However, if you are going to maximum efficiency, then you'd ideally also need a means of detecting the amount of insolation so that you could turn this feature off if there's not enough sun to get anything meaningful out of the panels.
The panels already detect the insolation for you, in terms of what flow rate is achieved at the required temperature (e.g. what percentage duty cycle the pump achieves) and the tank detects it in terms of the rate of increase of temperature at various heights.
No, you have not understood what I mean. Reading the temperatures for given flow rates etc doesn't tell you what you need to know - they only tell you what inputs you're getting for the given hydraulic parameters.
What you need to know is "given the amount of insolation, am I better running the collector at high temp and heating the top of the store, or running it at a lower temperature and heating the whole store ?"
Assuming you start off with the system "cold" and wait for the sun to come up, initially it would make sense to heat the whole store - because I'd imagine for a while you just wouldn't get anything meaningful out of the collector if you wait for it to get hot. But, without a (fairly complex ?) model of the system, you don't know what would happen if you switched modes - you can't go on header temperature since you're artificially holding it down by cooling it with the lower cylinder coil.
About the only proxy I can think of would be to look at the pump duty cycle, and rather crudely assume that :
When bottom heating, if pump duty/flow rate goes above some threshold (and the store top is not already hot enough) then you can probably switch to top heating.
When top heating, if pump duty/flow rate drops below some lower threshold (or the store top is hot enough) then you can probably switch to bottom heating.
It would probably do, but would not be optimal.

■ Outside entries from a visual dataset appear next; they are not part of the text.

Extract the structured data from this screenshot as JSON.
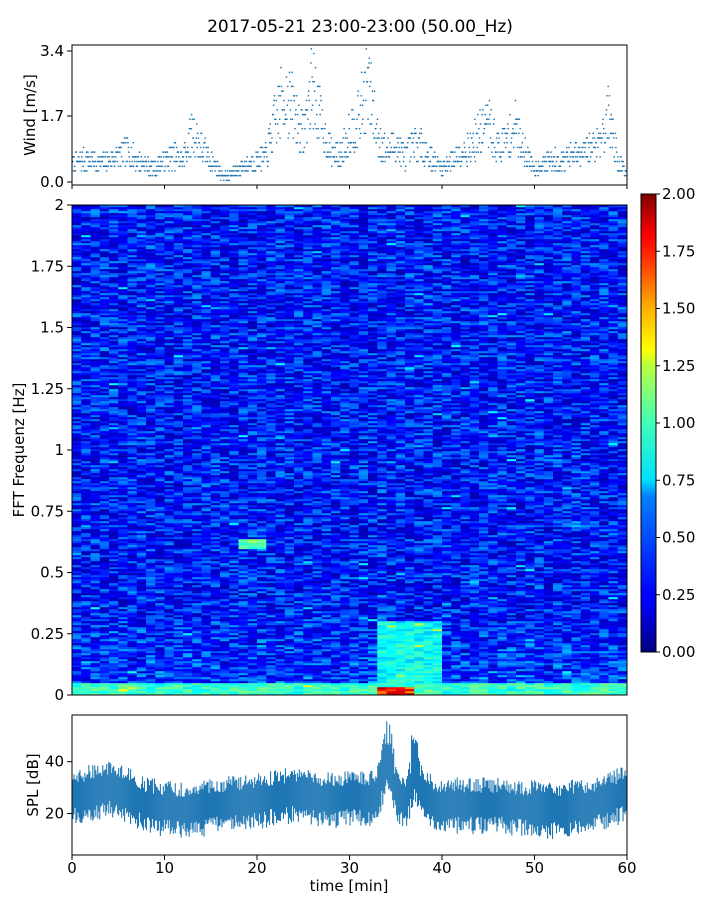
{
  "chart_data": [
    {
      "type": "scatter",
      "title": "2017-05-21 23:00-23:00 (50.00_Hz)",
      "ylabel": "Wind [m/s]",
      "ylim": [
        0,
        3.4
      ],
      "yticks": [
        "0.0",
        "1.7",
        "3.4"
      ],
      "ytick_values": [
        0,
        1.7,
        3.4
      ],
      "xlim": [
        0,
        60
      ],
      "color": "#1f77b4",
      "series": [
        {
          "x": [
            0,
            1,
            2,
            3,
            4,
            5,
            6,
            7,
            8,
            9,
            10,
            11,
            12,
            13,
            14,
            15,
            16,
            17,
            18,
            19,
            20,
            21,
            22,
            23,
            24,
            25,
            26,
            27,
            28,
            29,
            30,
            31,
            32,
            33,
            34,
            35,
            36,
            37,
            38,
            39,
            40,
            41,
            42,
            43,
            44,
            45,
            46,
            47,
            48,
            49,
            50,
            51,
            52,
            53,
            54,
            55,
            56,
            57,
            58,
            59,
            60
          ],
          "values": [
            0.5,
            0.6,
            0.6,
            0.5,
            0.6,
            0.7,
            0.8,
            0.6,
            0.5,
            0.4,
            0.6,
            0.7,
            0.6,
            1.3,
            0.9,
            0.6,
            0.3,
            0.2,
            0.4,
            0.5,
            0.6,
            0.7,
            1.6,
            2.2,
            1.8,
            1.2,
            2.5,
            1.4,
            0.8,
            0.7,
            1.3,
            1.6,
            2.5,
            1.2,
            0.8,
            1.0,
            0.7,
            1.0,
            0.9,
            0.6,
            0.4,
            0.6,
            0.8,
            0.9,
            1.2,
            1.5,
            0.9,
            1.1,
            1.4,
            0.8,
            0.4,
            0.5,
            0.6,
            0.6,
            0.7,
            0.7,
            0.9,
            1.1,
            1.7,
            0.6,
            0.3
          ]
        }
      ]
    },
    {
      "type": "heatmap",
      "ylabel": "FFT Frequenz [Hz]",
      "ylim": [
        0,
        2
      ],
      "yticks": [
        "0",
        "0.25",
        "0.5",
        "0.75",
        "1",
        "1.25",
        "1.5",
        "1.75",
        "2"
      ],
      "ytick_values": [
        0,
        0.25,
        0.5,
        0.75,
        1,
        1.25,
        1.5,
        1.75,
        2
      ],
      "xlim": [
        0,
        60
      ],
      "colormap": "jet",
      "colorbar": {
        "ticks": [
          "0.00",
          "0.25",
          "0.50",
          "0.75",
          "1.00",
          "1.25",
          "1.50",
          "1.75",
          "2.00"
        ],
        "tick_values": [
          0,
          0.25,
          0.5,
          0.75,
          1,
          1.25,
          1.5,
          1.75,
          2
        ],
        "range": [
          0,
          2
        ]
      },
      "features": [
        {
          "x": [
            33,
            40
          ],
          "y": [
            0,
            0.3
          ],
          "level": 0.9
        },
        {
          "x": [
            33,
            37
          ],
          "y": [
            0,
            0.03
          ],
          "level": 2.0
        },
        {
          "x": [
            18,
            21
          ],
          "y": [
            0.6,
            0.64
          ],
          "level": 1.1
        },
        {
          "x": [
            0,
            60
          ],
          "y": [
            0,
            0.05
          ],
          "level": 1.0
        }
      ]
    },
    {
      "type": "area",
      "ylabel": "SPL [dB]",
      "xlabel": "time [min]",
      "xlim": [
        0,
        60
      ],
      "xticks": [
        "0",
        "10",
        "20",
        "30",
        "40",
        "50",
        "60"
      ],
      "xtick_values": [
        0,
        10,
        20,
        30,
        40,
        50,
        60
      ],
      "ylim": [
        4,
        58
      ],
      "yticks": [
        "20",
        "40"
      ],
      "ytick_values": [
        20,
        40
      ],
      "color": "#1f77b4",
      "series": [
        {
          "x": [
            0,
            2,
            4,
            6,
            8,
            10,
            12,
            14,
            16,
            18,
            20,
            22,
            24,
            26,
            28,
            30,
            32,
            33,
            34,
            35,
            36,
            37,
            38,
            39,
            40,
            42,
            44,
            46,
            48,
            50,
            52,
            54,
            56,
            58,
            60
          ],
          "values": [
            27,
            29,
            30,
            28,
            24,
            23,
            22,
            23,
            24,
            25,
            26,
            27,
            28,
            27,
            26,
            27,
            26,
            28,
            40,
            30,
            24,
            36,
            27,
            25,
            24,
            24,
            24,
            24,
            23,
            23,
            22,
            23,
            24,
            26,
            29
          ]
        }
      ]
    }
  ]
}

The focus on efficiency is misplaced, in my opinion. It is useful in a low solar-fraction system, but once the designed solar fraction increases it is best to optimise usable heat (i.e. exergy) rather than any old heat (energy) in my view. And that's what top-loading does.
Either you gain more heat that you are using, in which case I can see case for top-down heating - but you'll still end up heating the whole store.
Or you'll gain less heat than you are using, in which case you'll be topping it up and all heat gained will subtract from your alternative source of heat. In such cases, you'll be topping up, so if you go for the higher efficiency option then you do less topping up.
Again it comes down to knowing how the output of the panels varies with collector temperature for differing amounts of insolation - do Navitron have such information for their systems ?
The information is available for *every* panel. That's what is printed on the certificates. That's why the certificates exist. There's a reasonable explanation of how they are used at
http://www.apricus.com/html/solar_collector_efficiency.htmI think it's well worth spending some time playing with the numbers from different collector types whilst varying the light levels, to get a feel for what the parameters mean.
Great, but I'll need to look at that when I've got time to get my head round it - and get the puter to plot a few graphs so I can visualise the variables I'm interested in.